Percebe-se que a relação foi tecida de uma maneira muito específica. Entretanto, para nossos
objetivos, a analogia tal como fora proposta por Aron Gurwitsch parece ressoar diretamente nas
pesquisas do filósofo francês, o que de fato já demarca de maneria muito precisa que é por meio de
uma radicalização da noção de organismo que Merleau-Ponty acaba por se colocar em um ponto
totalmente distinto do próprio Husserl.
Foi por meio do contato com Gurwitsch que Merleau-Ponty teve não apenas a oportunidade
de conhecer e aprofundar seus estudos sobre a Gestalt, como também acerca da própria
fenomenologia, com o devido mérito dado a Eugen Fink – esse autor, inclusive, é citado em diversos
momentos no interior de A Natureza da Percepção.

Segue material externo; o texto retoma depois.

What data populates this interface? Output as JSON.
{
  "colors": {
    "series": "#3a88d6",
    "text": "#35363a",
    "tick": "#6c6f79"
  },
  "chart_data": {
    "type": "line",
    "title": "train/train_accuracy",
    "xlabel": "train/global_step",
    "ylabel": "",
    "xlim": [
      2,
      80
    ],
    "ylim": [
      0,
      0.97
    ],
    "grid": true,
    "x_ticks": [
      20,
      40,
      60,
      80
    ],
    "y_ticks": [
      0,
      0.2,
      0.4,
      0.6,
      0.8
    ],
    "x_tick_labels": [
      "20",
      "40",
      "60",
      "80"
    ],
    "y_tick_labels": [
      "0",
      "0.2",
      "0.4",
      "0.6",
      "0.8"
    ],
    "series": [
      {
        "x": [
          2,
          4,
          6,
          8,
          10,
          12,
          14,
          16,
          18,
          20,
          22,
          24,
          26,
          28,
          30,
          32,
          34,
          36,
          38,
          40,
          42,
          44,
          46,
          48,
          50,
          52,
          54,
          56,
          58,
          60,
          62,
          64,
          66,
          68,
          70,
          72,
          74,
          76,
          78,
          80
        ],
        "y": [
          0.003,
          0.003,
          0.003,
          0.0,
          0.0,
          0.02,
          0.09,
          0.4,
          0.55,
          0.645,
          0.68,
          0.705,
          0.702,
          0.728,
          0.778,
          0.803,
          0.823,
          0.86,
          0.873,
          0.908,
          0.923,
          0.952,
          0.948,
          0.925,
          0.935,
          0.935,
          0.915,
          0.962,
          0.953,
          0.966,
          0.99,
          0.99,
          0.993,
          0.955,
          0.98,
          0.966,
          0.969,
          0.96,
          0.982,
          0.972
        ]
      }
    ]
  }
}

Mas o que realmente nos faz insistir que a
leitura de Merleau-Ponty sobre a fenomenologia e a Gestalt é fundamentada nas pesquisas de
Gurwitsch é a importância da obra de Kurt Goldstein em seus argumentos sobre o organismo
humano.
O cenário levantado pela obra de Kurt Goldstein é, porquanto, um aspecto interessante para
que possamos buscar outras possibilidades de remarcação da gênese do conceito de corpo próprio,
sem necessariamente nos remeter apenas aos pressupostos husserlianos.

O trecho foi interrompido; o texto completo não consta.